L’IRM plaide pour une coopération «plus étroite» avec l’administration suite aux inondations

L’IRM plaide pour une coopération «plus étroite» avec l’administration suite aux inondations
Belga / B. Fahy

« Le matin du lundi 12 juillet, on consulte plusieurs modèles qui donnent déjà des quantités énormes pour le mercredi 14 juillet, avec 150 mm annoncés localement au sud du sillon Sambre-et-Meuse. On sait alors que ce qui tombe normalement en deux mois va tomber en deux jours. C’est déjà alarmant », a détaillé David Dehenauw.

Le mardi, les modèles belges sont plus précis que le modèle européen, qui tourne toujours autour des 150 mm. L’IRM, lui, évoque des pointes à 190 mm dans les Hautes Fagnes, auxquelles s’ajoutent des risques d’orage. L’alerte passe à l’orange et les téléphones commencent à chauffer.

« Quelque chose de grave allait se passer »

« Nous avons commencé à recevoir énormément d’appels, notamment du service hydraulique flamand qui s’inquiète », a poursuivi le responsable de l’IRM. « La Flandre décide de rendre public un premier avertissement. J’étais convaincu que quelque chose de grave allait se passer. De toute ma carrière, je n’avais jamais annoncé autant de précipitations. Je sors alors un peu de mes compétences en disant à l’antenne que ce n’est pas le moment de faire du camping », a-t-il ajouté.
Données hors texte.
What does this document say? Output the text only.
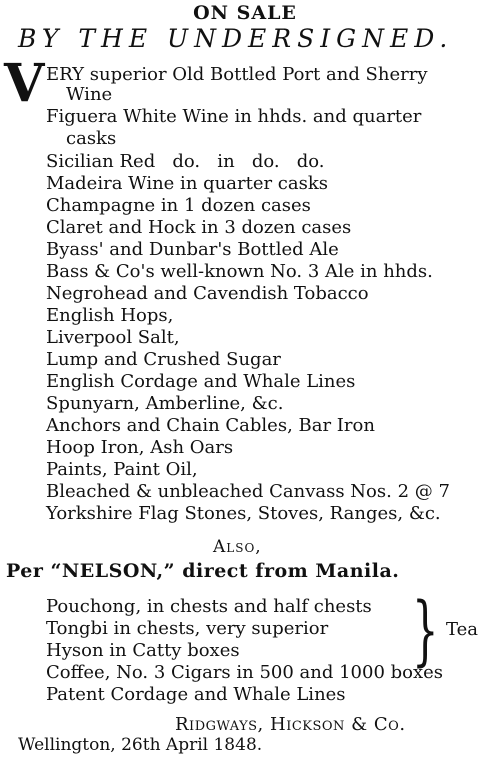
ON SALE
BY THE UNDERSIGNED.
V ERY superior Old Bottled Port and Sherry
Wine
Figuera White Wine in hhds. and quarter
casks
Sicilian Red   do.   in   do.   do.
Madeira Wine in quarter casks
Champagne in 1 dozen cases
Claret and Hock in 3 dozen cases
Byass' and Dunbar's Bottled Ale
Bass & Co's well-known No. 3 Ale in hhds.
Negrohead and Cavendish Tobacco
English Hops,
Liverpool Salt,
Lump and Crushed Sugar
English Cordage and Whale Lines
Spunyarn, Amberline, &c.
Anchors and Chain Cables, Bar Iron
Hoop Iron, Ash Oars
Paints, Paint Oil,
Bleached & unbleached Canvass Nos. 2 @ 7
Yorkshire Flag Stones, Stoves, Ranges, &c.
Also,
Per “NELSON,” direct from Manila.
Pouchong, in chests and half chests
Tongbi in chests, very superior
Hyson in Catty boxes } Tea
Coffee, No. 3 Cigars in 500 and 1000 boxes
Patent Cordage and Whale Lines
Ridgways, Hickson & Co.
Wellington, 26th April 1848.
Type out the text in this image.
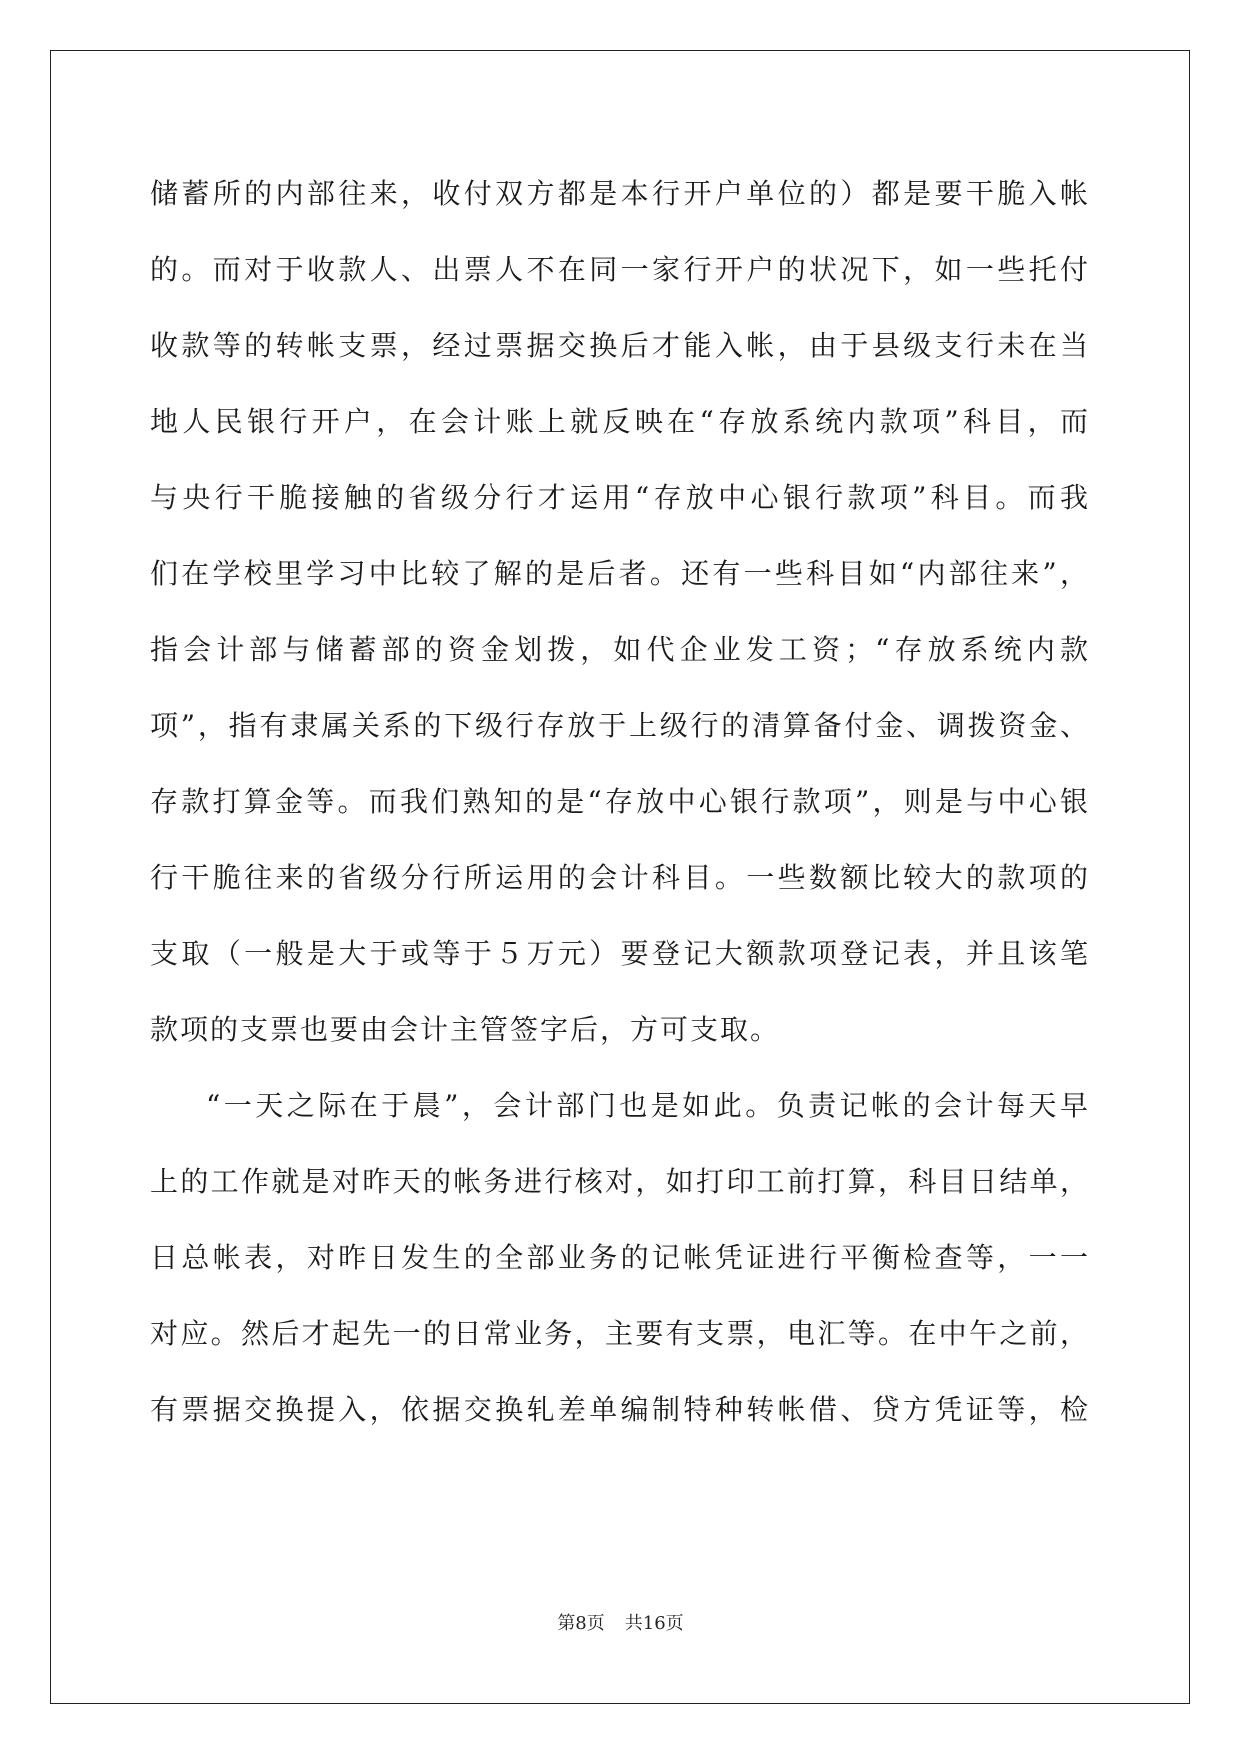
储蓄所的内部往来，收付双方都是本行开户单位的）都是要干脆入帐
的。而对于收款人、出票人不在同一家行开户的状况下，如一些托付
收款等的转帐支票，经过票据交换后才能入帐，由于县级支行未在当
地人民银行开户，在会计账上就反映在“存放系统内款项”科目，而
与央行干脆接触的省级分行才运用“存放中心银行款项”科目。而我
们在学校里学习中比较了解的是后者。还有一些科目如“内部往来”，
指会计部与储蓄部的资金划拨，如代企业发工资；“存放系统内款
项”，指有隶属关系的下级行存放于上级行的清算备付金、调拨资金、
存款打算金等。而我们熟知的是“存放中心银行款项”，则是与中心银
行干脆往来的省级分行所运用的会计科目。一些数额比较大的款项的
支取（一般是大于或等于５万元）要登记大额款项登记表，并且该笔
款项的支票也要由会计主管签字后，方可支取。
“一天之际在于晨”，会计部门也是如此。负责记帐的会计每天早
上的工作就是对昨天的帐务进行核对，如打印工前打算，科目日结单，
日总帐表，对昨日发生的全部业务的记帐凭证进行平衡检查等，一一
对应。然后才起先一的日常业务，主要有支票，电汇等。在中午之前，
有票据交换提入，依据交换轧差单编制特种转帐借、贷方凭证等，检
第8页 共16页
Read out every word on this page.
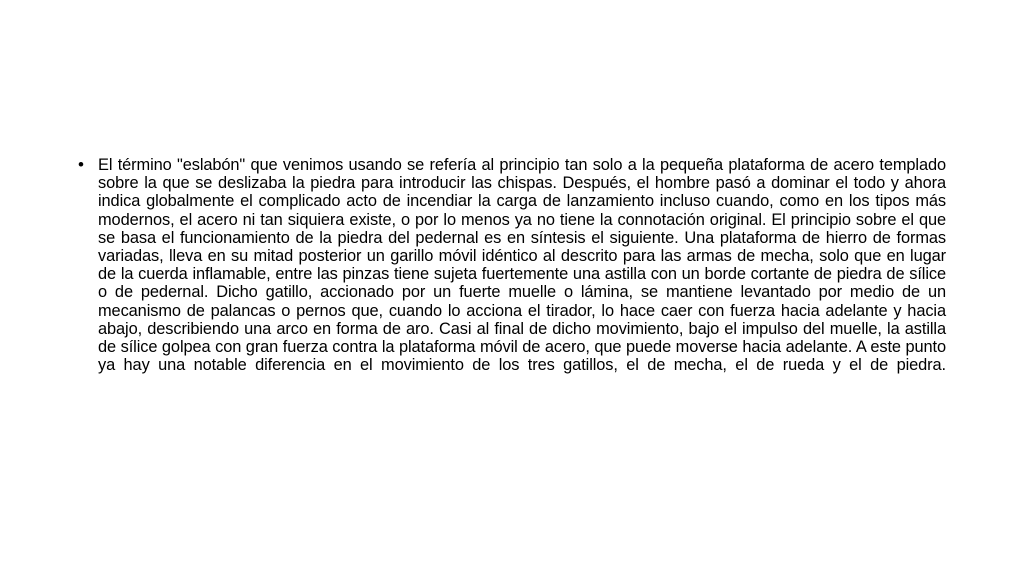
• El término "eslabón" que venimos usando se refería al principio tan solo a la pequeña plataforma de acero templado sobre la que se deslizaba la piedra para introducir las chispas. Después, el hombre pasó a dominar el todo y ahora indica globalmente el complicado acto de incendiar la carga de lanzamiento incluso cuando, como en los tipos más modernos, el acero ni tan siquiera existe, o por lo menos ya no tiene la connotación original. El principio sobre el que se basa el funcionamiento de la piedra del pedernal es en síntesis el siguiente. Una plataforma de hierro de formas variadas, lleva en su mitad posterior un garillo móvil idéntico al descrito para las armas de mecha, solo que en lugar de la cuerda inflamable, entre las pinzas tiene sujeta fuertemente una astilla con un borde cortante de piedra de sílice o de pedernal. Dicho gatillo, accionado por un fuerte muelle o lámina, se mantiene levantado por medio de un mecanismo de palancas o pernos que, cuando lo acciona el tirador, lo hace caer con fuerza hacia adelante y hacia abajo, describiendo una arco en forma de aro. Casi al final de dicho movimiento, bajo el impulso del muelle, la astilla de sílice golpea con gran fuerza contra la plataforma móvil de acero, que puede moverse hacia adelante. A este punto ya hay una notable diferencia en el movimiento de los tres gatillos, el de mecha, el de rueda y el de piedra.
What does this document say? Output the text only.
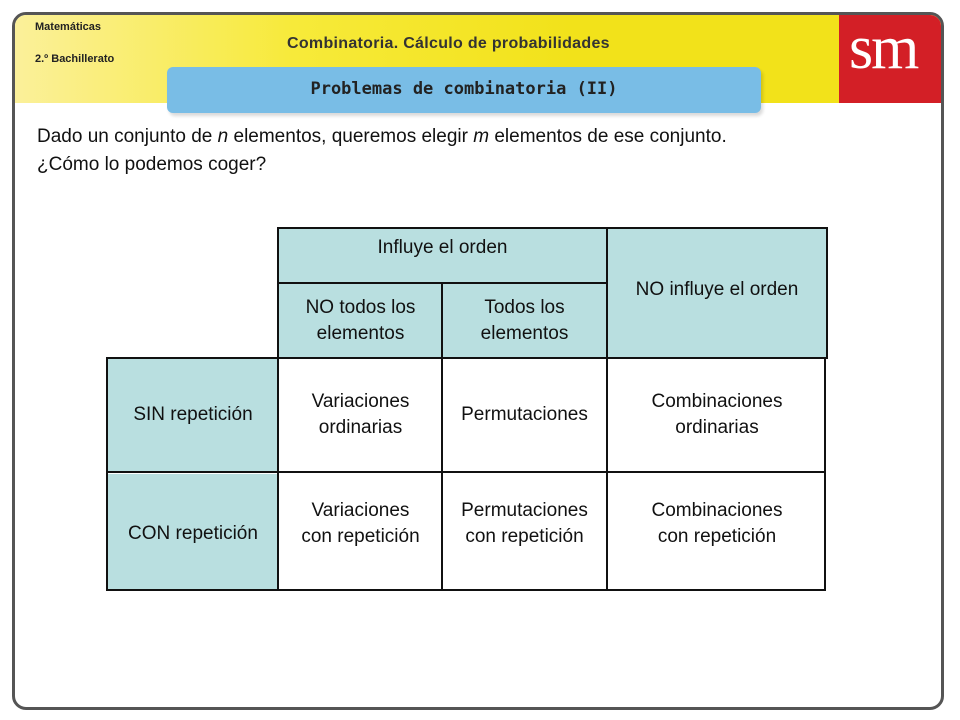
Matemáticas
2.º Bachillerato
Combinatoria. Cálculo de probabilidades	sm
Problemas de combinatoria (II)
Dado un conjunto de n elementos, queremos elegir m elementos de ese conjunto.
¿Cómo lo podemos coger?
Influye el orden
NO influye el orden
NO todos los
elementos
Todos los
elementos
SIN repetición
CON repetición
Variaciones
ordinarias
Permutaciones
Combinaciones
ordinarias
Variaciones
con repetición
Permutaciones
con repetición
Combinaciones
con repetición
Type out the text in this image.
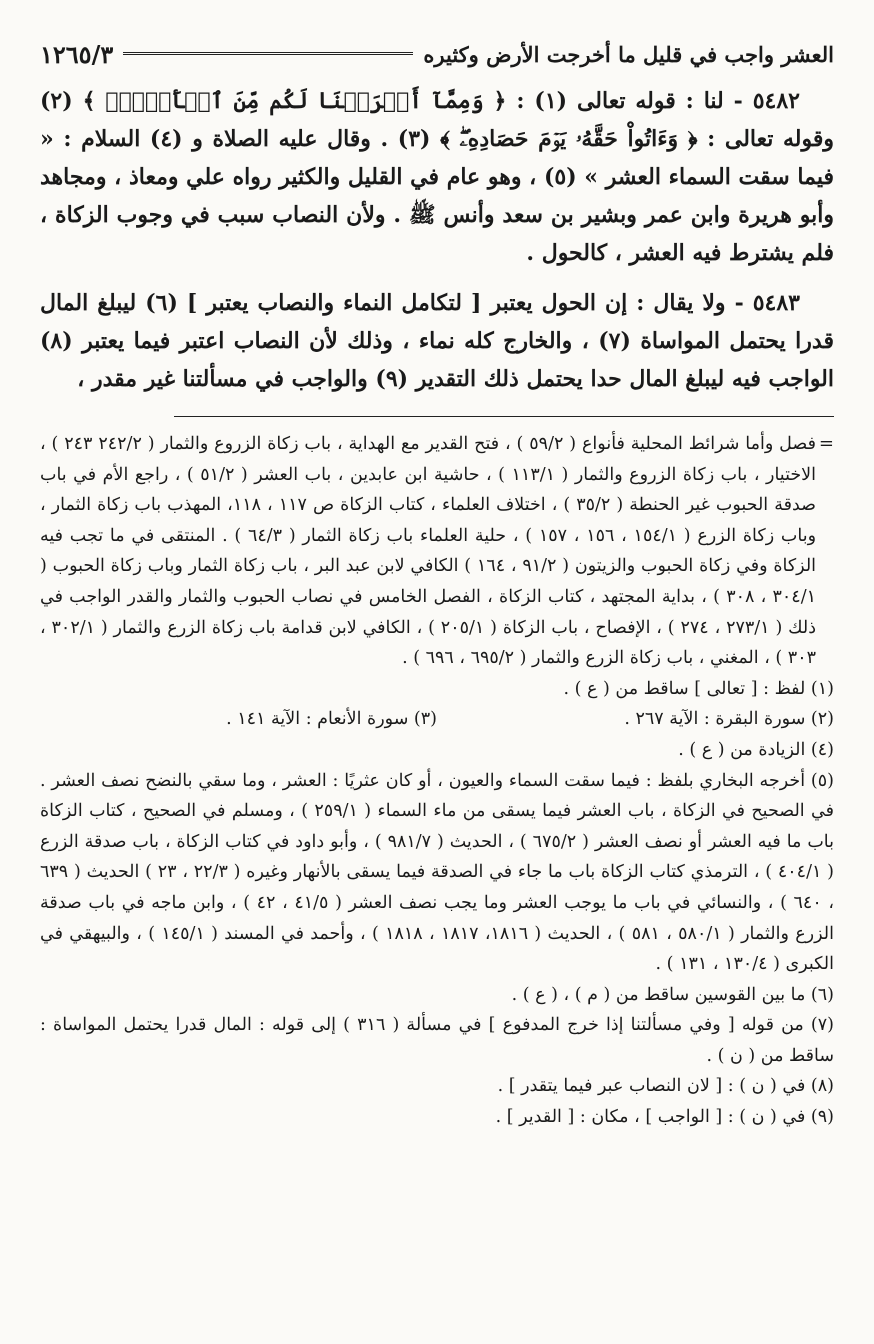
العشر واجب في قليل ما أخرجت الأرض وكثيره
١٢٦٥/٣

٥٤٨٢ - لنا : قوله تعالى (١) : ﴿ وَمِمَّآ أَخۡرَجۡنَا لَكُم مِّنَ ٱلۡأَرۡضِۖ ﴾ (٢) وقوله تعالى : ﴿ وَءَاتُواْ حَقَّهُۥ يَوۡمَ حَصَادِهِۦۖ ﴾ (٣) . وقال عليه الصلاة و (٤) السلام : « فيما سقت السماء العشر » (٥) ، وهو عام في القليل والكثير رواه علي ومعاذ ، ومجاهد وأبو هريرة وابن عمر وبشير بن سعد وأنس ﷺ . ولأن النصاب سبب في وجوب الزكاة ، فلم يشترط فيه العشر ، كالحول .

٥٤٨٣ - ولا يقال : إن الحول يعتبر [ لتكامل النماء والنصاب يعتبر ] (٦) ليبلغ المال قدرا يحتمل المواساة (٧) ، والخارج كله نماء ، وذلك لأن النصاب اعتبر فيما يعتبر (٨) الواجب فيه ليبلغ المال حدا يحتمل ذلك التقدير (٩) والواجب في مسألتنا غير مقدر ،

=
فصل وأما شرائط المحلية فأنواع ( ٥٩/٢ ) ، فتح القدير مع الهداية ، باب زكاة الزروع والثمار ( ٢٤٢/٢ ٢٤٣ ) ، الاختيار ، باب زكاة الزروع والثمار ( ١١٣/١ ) ، حاشية ابن عابدين ، باب العشر ( ٥١/٢ ) ، راجع الأم في باب صدقة الحبوب غير الحنطة ( ٣٥/٢ ) ، اختلاف العلماء ، كتاب الزكاة ص ١١٧ ، ١١٨، المهذب باب زكاة الثمار ، وباب زكاة الزرع ( ١٥٤/١ ، ١٥٦ ، ١٥٧ ) ، حلية العلماء باب زكاة الثمار ( ٦٤/٣ ) . المنتقى في ما تجب فيه الزكاة وفي زكاة الحبوب والزيتون ( ٩١/٢ ، ١٦٤ ) الكافي لابن عبد البر ، باب زكاة الثمار وباب زكاة الحبوب ( ٣٠٤/١ ، ٣٠٨ ) ، بداية المجتهد ، كتاب الزكاة ، الفصل الخامس في نصاب الحبوب والثمار والقدر الواجب في ذلك ( ٢٧٣/١ ، ٢٧٤ ) ، الإفصاح ، باب الزكاة ( ٢٠٥/١ ) ، الكافي لابن قدامة باب زكاة الزرع والثمار ( ٣٠٢/١ ، ٣٠٣ ) ، المغني ، باب زكاة الزرع والثمار ( ٦٩٥/٢ ، ٦٩٦ ) .

(١) لفظ : [ تعالى ] ساقط من ( ع ) .
(٢) سورة البقرة : الآية ٢٦٧ .
(٣) سورة الأنعام : الآية ١٤١ .

(٤) الزيادة من ( ع ) .

(٥) أخرجه البخاري بلفظ : فيما سقت السماء والعيون ، أو كان عثريًا : العشر ، وما سقي بالنضح نصف العشر . في الصحيح في الزكاة ، باب العشر فيما يسقى من ماء السماء ( ٢٥٩/١ ) ، ومسلم في الصحيح ، كتاب الزكاة باب ما فيه العشر أو نصف العشر ( ٦٧٥/٢ ) ، الحديث ( ٩٨١/٧ ) ، وأبو داود في كتاب الزكاة ، باب صدقة الزرع ( ٤٠٤/١ ) ، الترمذي كتاب الزكاة باب ما جاء في الصدقة فيما يسقى بالأنهار وغيره ( ٢٢/٣ ، ٢٣ ) الحديث ( ٦٣٩ ، ٦٤٠ ) ، والنسائي في باب ما يوجب العشر وما يجب نصف العشر ( ٤١/٥ ، ٤٢ ) ، وابن ماجه في باب صدقة الزرع والثمار ( ٥٨٠/١ ، ٥٨١ ) ، الحديث ( ١٨١٦، ١٨١٧ ، ١٨١٨ ) ، وأحمد في المسند ( ١٤٥/١ ) ، والبيهقي في الكبرى ( ١٣٠/٤ ، ١٣١ ) .

(٦) ما بين القوسين ساقط من ( م ) ، ( ع ) .

(٧) من قوله [ وفي مسألتنا إذا خرج المدفوع ] في مسألة ( ٣١٦ ) إلى قوله : المال قدرا يحتمل المواساة : ساقط من ( ن ) .

(٨) في ( ن ) : [ لان النصاب عبر فيما يتقدر ] .

(٩) في ( ن ) : [ الواجب ] ، مكان : [ القدير ] .
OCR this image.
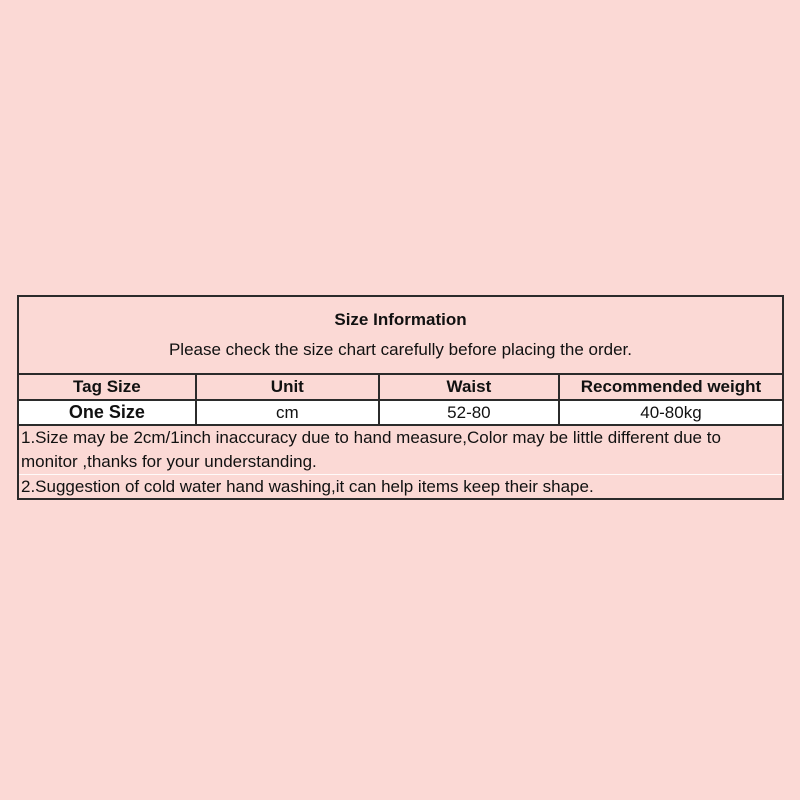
Size Information
Please check the size chart carefully before placing the order.
Tag Size	Unit	Waist	Recommended weight
One Size	cm	52-80	40-80kg
1.Size may be 2cm/1inch inaccuracy due to hand measure,Color may be little different due to monitor ,thanks for your understanding.
2.Suggestion of cold water hand washing,it can help items keep their shape.
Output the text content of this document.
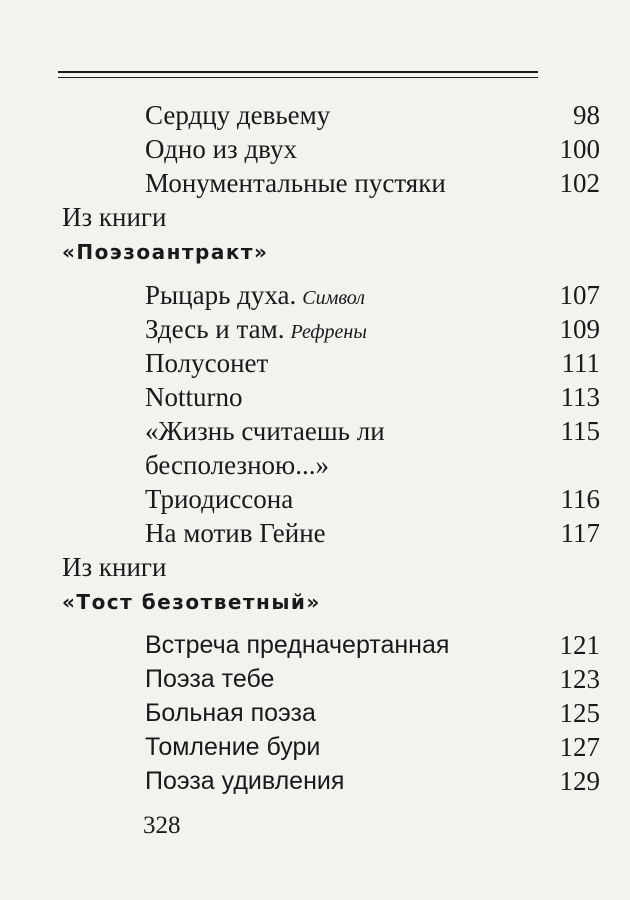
Сердцу девьему	98
Одно из двух	100
Монументальные пустяки	102
Из книги
«Поэзоантракт»
Рыцарь духа. Символ	107
Здесь и там. Рефрены	109
Полусонет	111
Notturno	113
«Жизнь считаешь ли	115
бесполезною...»
Триодиссона	116
На мотив Гейне	117
Из книги
«Тост безответный»
Встреча предначертанная	121
Поэза тебе	123
Больная поэза	125
Томление бури	127
Поэза удивления	129
328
Le lendemain, l’alerte rouge – qui ne peut être émise que 12 heures avant les événements – est finalement lancée. C’est la troisième depuis 2017 : les deux premières concernaient les vagues de chaleur des étés 2019 et 2020.

« Le mercredi matin, deux modèles confirment plus de 100 mm sur Liège. Avec ce qui était déjà tombé, on arrive à 200 ou 250 mm. Finalement, à Jalhay, on arrivera à 270 mm », a encore indiqué David Dehenauw.

C’est aussi ce mercredi-là, alors qu’il pleut déjà à verse, qu’ont lieu les premiers contacts téléphoniques avec le service hydrologique de l’administration wallonne. « On a bien travaillé ensemble, mais on pourrait avoir une coopération plus étroite ».

Manque de spécialistes ?

Dans ce cadre, un centre de risques pour les catastrophes naturelles pourrait voir le jour. « Il nous manque peut-être un niveau avec des spécialistes qui pourraient rassembler les informations et les transmettre directement aux provinces et aux communes », a conclu David Dehenauw avant de répondre aux questions des parlementaires.

Celles-ci ont principalement porté sur le délai de 12 heures pour lancer une alerte rouge, « une question qui mérite une réflexion profonde » ; sur les contacts entre l’administration et le SPW ; sur les alertes EFAS « qu’on ne reçoit pas à l’IRM » et sur les déclarations du ministre wallon du Climat, Philippe Henry, selon qui il a plu davantage que ce qui était prévu. J’ai beaucoup de respect pour lui. C’est un homme intelligent mais ses déclarations nous ont surpris », a enfin reconnu M. Dehenauw.

Vendredi après-midi, la commission reprendra son travail avec l’audition de Philippe Dierickx, le directeur de la Gestion hydrologique au Service public de Wallonie.